ID cards ‘to be UK institution’
Liam Byrne has been speaking about ID cards at a conference at Chatham House. The BBC reports:
The identity card scheme will become a “great British institution” on a par with the railways in the 19th Century, Home Office minister Liam Byrne says.
He said it was “time to get on with it” and predicted that the National Identity Scheme “will soon become part of the fabric of British life”.
But plans to “multiply the uses” of the ID scheme, would mean there should be stronger accountability to Parliament.
The full text of his speech is here.





June 19th, 2007 at 14:58
Mr Byrne fails to mention that this ID card, which he insists will become crucial to my daily life, will not belong to me, and that the Home Secretary reserves the right to take it away from me completely at any time.
Even when I have “my” ID card, the Home Office expects me to have to put it into card readers at doctor’s surgeries, post offices, banks, shops and hospitals in order to verify my entitlement to carry out daily transactions. If the Home Office central computer says “No”, I will not be allowed to carry out that transaction.
This effectively gives the Home Office a day-by-day, case-by-case veto on many of the actions essential to my daily life.
Here’s the crucial question everyone should ask themselves – Do you believe that you will control “your” ID card? Or will it instead come to control you?
June 19th, 2007 at 16:10
[...] Mr. Byrne. (Not so much the card, but the database which is a compulsory aspect). Update: No2ID have spotted this story too [...]
June 19th, 2007 at 19:13
What a pompous twat Byrne shows himself to be.
The only institution this scheme resembles is The Thousand Year Reich,but given that regime was also run by a meglomaniac who nobody had the courage to stand up to,is it any wonder!
June 19th, 2007 at 21:32
Byrne’s comments are pure puffery and we should pay them no mind.
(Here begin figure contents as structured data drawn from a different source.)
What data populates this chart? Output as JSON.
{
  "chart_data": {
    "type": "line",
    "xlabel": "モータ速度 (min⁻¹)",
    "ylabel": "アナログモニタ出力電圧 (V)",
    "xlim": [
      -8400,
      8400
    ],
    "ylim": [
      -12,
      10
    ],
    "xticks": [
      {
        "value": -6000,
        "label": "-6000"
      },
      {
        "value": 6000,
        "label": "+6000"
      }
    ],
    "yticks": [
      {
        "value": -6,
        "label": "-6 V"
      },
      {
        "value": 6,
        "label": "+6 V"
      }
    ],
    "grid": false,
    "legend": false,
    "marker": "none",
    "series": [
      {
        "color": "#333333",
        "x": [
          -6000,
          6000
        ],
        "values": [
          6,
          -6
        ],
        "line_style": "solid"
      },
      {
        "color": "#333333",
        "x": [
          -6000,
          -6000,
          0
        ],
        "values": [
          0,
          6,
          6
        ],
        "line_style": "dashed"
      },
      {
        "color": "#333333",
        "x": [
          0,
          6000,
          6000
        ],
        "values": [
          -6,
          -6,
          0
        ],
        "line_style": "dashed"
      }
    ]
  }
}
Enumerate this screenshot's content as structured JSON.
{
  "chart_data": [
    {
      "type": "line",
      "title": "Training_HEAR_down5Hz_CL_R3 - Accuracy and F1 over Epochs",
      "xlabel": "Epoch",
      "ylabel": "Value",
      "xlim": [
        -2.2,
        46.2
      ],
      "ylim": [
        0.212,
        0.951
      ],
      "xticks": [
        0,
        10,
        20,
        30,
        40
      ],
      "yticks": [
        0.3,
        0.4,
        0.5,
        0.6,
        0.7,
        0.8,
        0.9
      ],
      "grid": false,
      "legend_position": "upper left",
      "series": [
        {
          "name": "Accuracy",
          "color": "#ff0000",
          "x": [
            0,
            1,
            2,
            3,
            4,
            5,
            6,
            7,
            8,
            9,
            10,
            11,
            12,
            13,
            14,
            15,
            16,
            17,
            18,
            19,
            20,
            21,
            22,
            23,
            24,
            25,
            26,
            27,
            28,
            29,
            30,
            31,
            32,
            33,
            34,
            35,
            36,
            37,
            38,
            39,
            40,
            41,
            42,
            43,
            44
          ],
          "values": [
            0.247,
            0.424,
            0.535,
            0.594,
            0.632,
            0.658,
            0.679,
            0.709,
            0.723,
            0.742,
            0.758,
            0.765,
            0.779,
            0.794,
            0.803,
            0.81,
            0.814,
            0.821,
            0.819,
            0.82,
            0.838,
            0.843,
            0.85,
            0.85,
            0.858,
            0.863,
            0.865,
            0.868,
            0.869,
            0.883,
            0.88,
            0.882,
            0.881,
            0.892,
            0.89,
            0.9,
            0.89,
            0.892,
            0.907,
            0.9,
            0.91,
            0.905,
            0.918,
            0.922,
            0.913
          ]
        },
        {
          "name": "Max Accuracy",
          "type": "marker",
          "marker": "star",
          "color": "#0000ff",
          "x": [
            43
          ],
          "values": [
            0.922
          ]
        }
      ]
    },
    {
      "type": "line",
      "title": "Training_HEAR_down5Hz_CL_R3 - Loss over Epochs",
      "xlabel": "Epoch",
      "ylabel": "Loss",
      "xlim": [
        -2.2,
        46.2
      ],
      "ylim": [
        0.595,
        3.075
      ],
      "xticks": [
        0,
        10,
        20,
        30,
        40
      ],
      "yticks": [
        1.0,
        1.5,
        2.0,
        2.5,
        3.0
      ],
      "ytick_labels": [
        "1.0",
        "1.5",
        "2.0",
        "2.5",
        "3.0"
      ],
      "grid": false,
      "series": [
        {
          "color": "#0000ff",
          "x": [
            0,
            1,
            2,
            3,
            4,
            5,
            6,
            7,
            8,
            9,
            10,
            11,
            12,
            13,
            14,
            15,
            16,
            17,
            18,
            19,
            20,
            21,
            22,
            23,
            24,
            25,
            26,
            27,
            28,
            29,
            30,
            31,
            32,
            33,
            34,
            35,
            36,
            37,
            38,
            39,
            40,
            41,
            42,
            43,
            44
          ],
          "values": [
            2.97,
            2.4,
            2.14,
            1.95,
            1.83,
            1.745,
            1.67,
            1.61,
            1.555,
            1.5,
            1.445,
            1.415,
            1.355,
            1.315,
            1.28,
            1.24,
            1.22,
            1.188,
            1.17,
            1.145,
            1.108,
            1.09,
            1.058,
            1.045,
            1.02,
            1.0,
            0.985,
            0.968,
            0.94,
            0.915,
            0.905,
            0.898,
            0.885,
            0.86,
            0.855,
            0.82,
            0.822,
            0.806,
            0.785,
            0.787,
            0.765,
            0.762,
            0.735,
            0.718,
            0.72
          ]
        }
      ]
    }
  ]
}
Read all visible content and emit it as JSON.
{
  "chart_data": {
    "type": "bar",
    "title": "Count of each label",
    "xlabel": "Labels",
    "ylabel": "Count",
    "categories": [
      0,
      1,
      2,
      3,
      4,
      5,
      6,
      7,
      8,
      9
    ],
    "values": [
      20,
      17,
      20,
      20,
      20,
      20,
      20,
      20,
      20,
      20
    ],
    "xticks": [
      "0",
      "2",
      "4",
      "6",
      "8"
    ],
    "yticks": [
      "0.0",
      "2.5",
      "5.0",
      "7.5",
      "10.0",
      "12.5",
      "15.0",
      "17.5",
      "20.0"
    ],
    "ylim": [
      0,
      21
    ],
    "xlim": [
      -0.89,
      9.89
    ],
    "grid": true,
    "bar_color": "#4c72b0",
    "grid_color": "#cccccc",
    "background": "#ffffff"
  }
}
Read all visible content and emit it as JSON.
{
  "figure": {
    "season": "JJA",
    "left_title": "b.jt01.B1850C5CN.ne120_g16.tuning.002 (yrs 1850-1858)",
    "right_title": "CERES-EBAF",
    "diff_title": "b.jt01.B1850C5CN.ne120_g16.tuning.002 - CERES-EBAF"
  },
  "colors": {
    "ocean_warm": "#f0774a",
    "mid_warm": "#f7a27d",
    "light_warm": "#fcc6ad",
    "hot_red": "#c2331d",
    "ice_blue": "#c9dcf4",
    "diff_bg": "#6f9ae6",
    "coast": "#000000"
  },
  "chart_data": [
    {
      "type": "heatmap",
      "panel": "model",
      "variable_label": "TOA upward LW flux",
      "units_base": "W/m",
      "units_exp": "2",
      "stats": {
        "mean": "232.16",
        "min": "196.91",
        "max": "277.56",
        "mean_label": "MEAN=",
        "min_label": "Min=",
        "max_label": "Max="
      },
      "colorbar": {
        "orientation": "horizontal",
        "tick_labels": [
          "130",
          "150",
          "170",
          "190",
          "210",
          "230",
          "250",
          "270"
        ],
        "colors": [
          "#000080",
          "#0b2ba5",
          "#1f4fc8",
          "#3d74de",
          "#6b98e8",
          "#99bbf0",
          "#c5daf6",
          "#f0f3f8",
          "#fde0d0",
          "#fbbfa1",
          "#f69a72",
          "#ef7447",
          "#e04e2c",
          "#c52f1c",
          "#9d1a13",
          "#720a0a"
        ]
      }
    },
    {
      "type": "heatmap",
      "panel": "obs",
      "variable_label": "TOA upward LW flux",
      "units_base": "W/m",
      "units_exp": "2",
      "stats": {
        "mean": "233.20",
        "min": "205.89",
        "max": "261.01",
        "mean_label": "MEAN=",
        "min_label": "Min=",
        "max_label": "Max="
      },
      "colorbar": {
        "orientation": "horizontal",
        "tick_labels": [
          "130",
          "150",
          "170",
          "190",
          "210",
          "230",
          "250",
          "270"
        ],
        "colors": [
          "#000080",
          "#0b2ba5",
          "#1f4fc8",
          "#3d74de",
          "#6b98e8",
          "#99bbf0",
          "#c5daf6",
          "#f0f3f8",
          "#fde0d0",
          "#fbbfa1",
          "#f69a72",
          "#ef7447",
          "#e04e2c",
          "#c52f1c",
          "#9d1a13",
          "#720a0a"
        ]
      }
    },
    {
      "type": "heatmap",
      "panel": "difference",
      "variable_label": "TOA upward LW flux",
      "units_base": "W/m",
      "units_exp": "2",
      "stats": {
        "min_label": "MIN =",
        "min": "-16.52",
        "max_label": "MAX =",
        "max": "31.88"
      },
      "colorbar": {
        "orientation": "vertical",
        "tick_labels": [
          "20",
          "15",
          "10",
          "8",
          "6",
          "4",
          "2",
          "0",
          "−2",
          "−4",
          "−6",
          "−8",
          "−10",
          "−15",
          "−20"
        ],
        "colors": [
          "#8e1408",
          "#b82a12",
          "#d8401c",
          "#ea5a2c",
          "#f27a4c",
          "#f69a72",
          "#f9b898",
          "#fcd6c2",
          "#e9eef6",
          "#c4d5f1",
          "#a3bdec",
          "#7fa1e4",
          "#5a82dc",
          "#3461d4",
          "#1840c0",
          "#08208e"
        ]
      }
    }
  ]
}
No doubt similar confident predictions were being made by Thatcher acolytes in the run up to the Poll Tax. And we all know what happened to that.
June 20th, 2007 at 07:53
Jon Henley’s diary in The Guardian has an entertaining comment on Mr Byrne’s railway analogy:
We find ourselves more than usually perplexed by immigration minister Liam Byrne’s curious assertion yesterday that the government’s planned national identity card scheme will, in no time at all, become a “great British institution” comparable to “the railways in the 19th century”. Leaving aside the fact that the analogy is manifestly unjust to the wondrous state of our nation’s railways in the 21st century, if the minister means in some way to imply that the birth of the ID card will also be attended by dodgy parliamentary dealings, catastrophic technological failures and frequent financial disaster, we can’t help feeling he’s some way wide of the mark. Poor show!
http://politics.guardian.co.uk/backbench/comment/0,,2106945,00.html
June 20th, 2007 at 10:30
His speech doesn’t make sense even in its own terms: “The great risk of laissez-faire identity systems is the risk that they could exclude people deliberately – or price them out of secure access to things. That is why we have to keep costs down. Once in operation, the National Identity Scheme will be self-funding through fee income. It will not use funds intended for any other Government purpose.”
If the scheme really is “self-funding”, then card holders will have to pay more for “secure access to things”, not less.